Here’s how definitive the NFL Films’ 1970 mini-documentary on Super Bowl IV is: Tapes of the actual network broadcast of the game between the Kansas City Chiefs and the Minnesota Vikings still exist, and yet whenever a TV sports reporter or commentator today puts together a package about Super Bowl IV, the clips rarely come from the game as it originally aired. No, the cultural memory of Super Bowl IV is defined by what NFL Films shot—and in particular the footage of motormouthed Chiefs coach Hank Stram, pacing up and down the sidelines, talking strategy to anyone who’ll listen.
Super Bowl IV isn’t the only football game that NFL Films has frozen in time. In the days before wall-to-wall sports coverage on TV, Ed Sabol’s little mom-and-pop company—largely run by his son Steve—packaged the most memorable plays and the general atmosphere of big football games into short films that aired on television periodically, but were also available for rental to schools, churches, summer camps, men’s clubs, families, and any organization that might have a projector and an interest in football. In the early days especially, these films were honest-to-goodness films, relying on lyrical slow-motion shots, acid-funk soundtracks, and the stentorian voice of narrator John Facenda to build a mood. Half documentary and half impressionistic art-piece, the best NFL Films productions make the sport look beautiful, not brutal.

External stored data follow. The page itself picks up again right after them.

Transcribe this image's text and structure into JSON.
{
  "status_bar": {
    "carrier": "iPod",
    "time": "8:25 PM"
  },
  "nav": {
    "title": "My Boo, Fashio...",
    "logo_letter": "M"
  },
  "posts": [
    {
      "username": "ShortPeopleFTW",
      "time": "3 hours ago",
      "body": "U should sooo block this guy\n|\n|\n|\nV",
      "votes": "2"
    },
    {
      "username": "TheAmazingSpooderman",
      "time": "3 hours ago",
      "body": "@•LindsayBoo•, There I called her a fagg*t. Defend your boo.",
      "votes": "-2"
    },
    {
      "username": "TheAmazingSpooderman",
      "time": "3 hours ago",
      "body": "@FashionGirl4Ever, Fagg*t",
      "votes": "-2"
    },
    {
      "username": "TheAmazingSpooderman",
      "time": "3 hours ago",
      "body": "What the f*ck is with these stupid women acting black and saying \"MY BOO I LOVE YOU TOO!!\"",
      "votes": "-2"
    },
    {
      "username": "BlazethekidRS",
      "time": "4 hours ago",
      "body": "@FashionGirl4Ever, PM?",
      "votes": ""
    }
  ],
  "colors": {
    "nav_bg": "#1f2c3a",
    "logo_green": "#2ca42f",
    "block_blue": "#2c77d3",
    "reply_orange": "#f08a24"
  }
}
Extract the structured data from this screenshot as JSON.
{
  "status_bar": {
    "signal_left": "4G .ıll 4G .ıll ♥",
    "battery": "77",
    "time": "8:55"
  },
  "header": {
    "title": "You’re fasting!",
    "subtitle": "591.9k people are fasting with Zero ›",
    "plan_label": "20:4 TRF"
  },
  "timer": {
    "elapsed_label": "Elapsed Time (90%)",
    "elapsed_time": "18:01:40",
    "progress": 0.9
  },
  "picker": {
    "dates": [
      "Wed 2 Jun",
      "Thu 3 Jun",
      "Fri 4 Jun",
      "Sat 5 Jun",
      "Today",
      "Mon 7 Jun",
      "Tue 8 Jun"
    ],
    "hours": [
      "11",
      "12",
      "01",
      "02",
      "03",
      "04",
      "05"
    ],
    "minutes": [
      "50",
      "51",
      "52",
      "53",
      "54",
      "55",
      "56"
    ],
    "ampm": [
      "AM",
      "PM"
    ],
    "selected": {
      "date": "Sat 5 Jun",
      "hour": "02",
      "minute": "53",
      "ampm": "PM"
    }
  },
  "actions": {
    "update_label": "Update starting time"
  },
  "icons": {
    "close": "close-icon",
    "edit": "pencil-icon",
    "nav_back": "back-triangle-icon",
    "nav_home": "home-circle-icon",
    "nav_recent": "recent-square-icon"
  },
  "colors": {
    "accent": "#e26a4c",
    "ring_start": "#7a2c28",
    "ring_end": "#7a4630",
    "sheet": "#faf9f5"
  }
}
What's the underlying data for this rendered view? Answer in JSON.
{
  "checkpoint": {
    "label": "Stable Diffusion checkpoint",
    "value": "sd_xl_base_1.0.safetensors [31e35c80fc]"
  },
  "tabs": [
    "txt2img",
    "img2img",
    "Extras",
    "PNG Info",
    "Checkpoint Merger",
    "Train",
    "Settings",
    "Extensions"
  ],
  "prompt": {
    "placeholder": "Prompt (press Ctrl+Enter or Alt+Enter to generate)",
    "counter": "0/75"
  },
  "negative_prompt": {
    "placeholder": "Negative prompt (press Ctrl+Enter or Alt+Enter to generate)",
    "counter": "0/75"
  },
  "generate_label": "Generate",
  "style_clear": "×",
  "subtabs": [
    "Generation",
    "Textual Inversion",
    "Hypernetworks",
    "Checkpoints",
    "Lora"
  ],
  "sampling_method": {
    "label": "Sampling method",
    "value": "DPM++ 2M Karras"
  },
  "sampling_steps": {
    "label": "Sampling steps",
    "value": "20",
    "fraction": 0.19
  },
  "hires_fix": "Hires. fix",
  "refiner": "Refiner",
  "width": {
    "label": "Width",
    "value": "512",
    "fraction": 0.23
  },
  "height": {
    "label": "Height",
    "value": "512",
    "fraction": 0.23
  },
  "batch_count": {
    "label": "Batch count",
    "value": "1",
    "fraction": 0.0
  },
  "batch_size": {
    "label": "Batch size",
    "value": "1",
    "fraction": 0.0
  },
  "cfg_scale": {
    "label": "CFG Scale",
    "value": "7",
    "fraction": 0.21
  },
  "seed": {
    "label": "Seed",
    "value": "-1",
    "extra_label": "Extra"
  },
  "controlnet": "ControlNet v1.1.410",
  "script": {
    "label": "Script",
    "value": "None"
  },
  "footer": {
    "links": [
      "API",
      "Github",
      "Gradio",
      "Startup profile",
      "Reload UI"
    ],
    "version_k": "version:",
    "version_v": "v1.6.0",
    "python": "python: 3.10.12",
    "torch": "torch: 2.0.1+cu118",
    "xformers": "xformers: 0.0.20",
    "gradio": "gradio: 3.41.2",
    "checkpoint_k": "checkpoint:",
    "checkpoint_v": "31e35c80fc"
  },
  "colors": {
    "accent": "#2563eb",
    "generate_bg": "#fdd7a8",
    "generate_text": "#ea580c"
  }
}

They’re also, not incidentally, fairly instructive about football. That’s where Super Bowl IV comes in. “Super Bowl IV” is best-known for its footage of Stram: politely complaining about the referees’ accuracy in spotting a football (“He definitely gave them an extra foot. Bad. Very bad.”); chuckling gleefully over the success of his play-calling (“No way they can cover that stuff… That stuff in front is like stealing!”); and talking up his choices to his players and assistants alike (“65 Toss Power Trap… that might pop wide open, rats!”). Then Facenda’s voice comes in and explains Stram’s plays, pointing out how the Chiefs’ varied offensive formations, screen passes, and unpredictable reverses had the Vikings’ defense confused and scrambling. These explanations hearken back to the original purpose of “game film,” to give coaches a way to study teams and to show players how to win against their opposition.
The difference is that NFL Films productions are aimed at fans—and even at non-fans—and so the writers, cameramen, and editors contextualize the analysis. The Super Bowl IV film begins by explaining how Stram’s “progressive theories” on play-calling had led to the 1969-1970 Chiefs being dubbed “Hank Stram’s Wild West Variety Show.” By emphasizing Stram’s big personality and colorful slang—enhanced with somewhat clumsy ADR of “players” and “coaches” agreeing with Stram—NFL Films reduce the complexity of football’s Xs-&-Os to one fun-loving guy. At the end of the film, over shots of a Vikings cheerleader crying and the Chiefs carrying Stram off the field, Facenda says that defeat is personal but that victory belongs to everybody. By letting fans see how Stram operated, NFL Films gave the game back to the people, showing that standing on the sidelines with a clipboard could be as cool as catching a touchdown pass.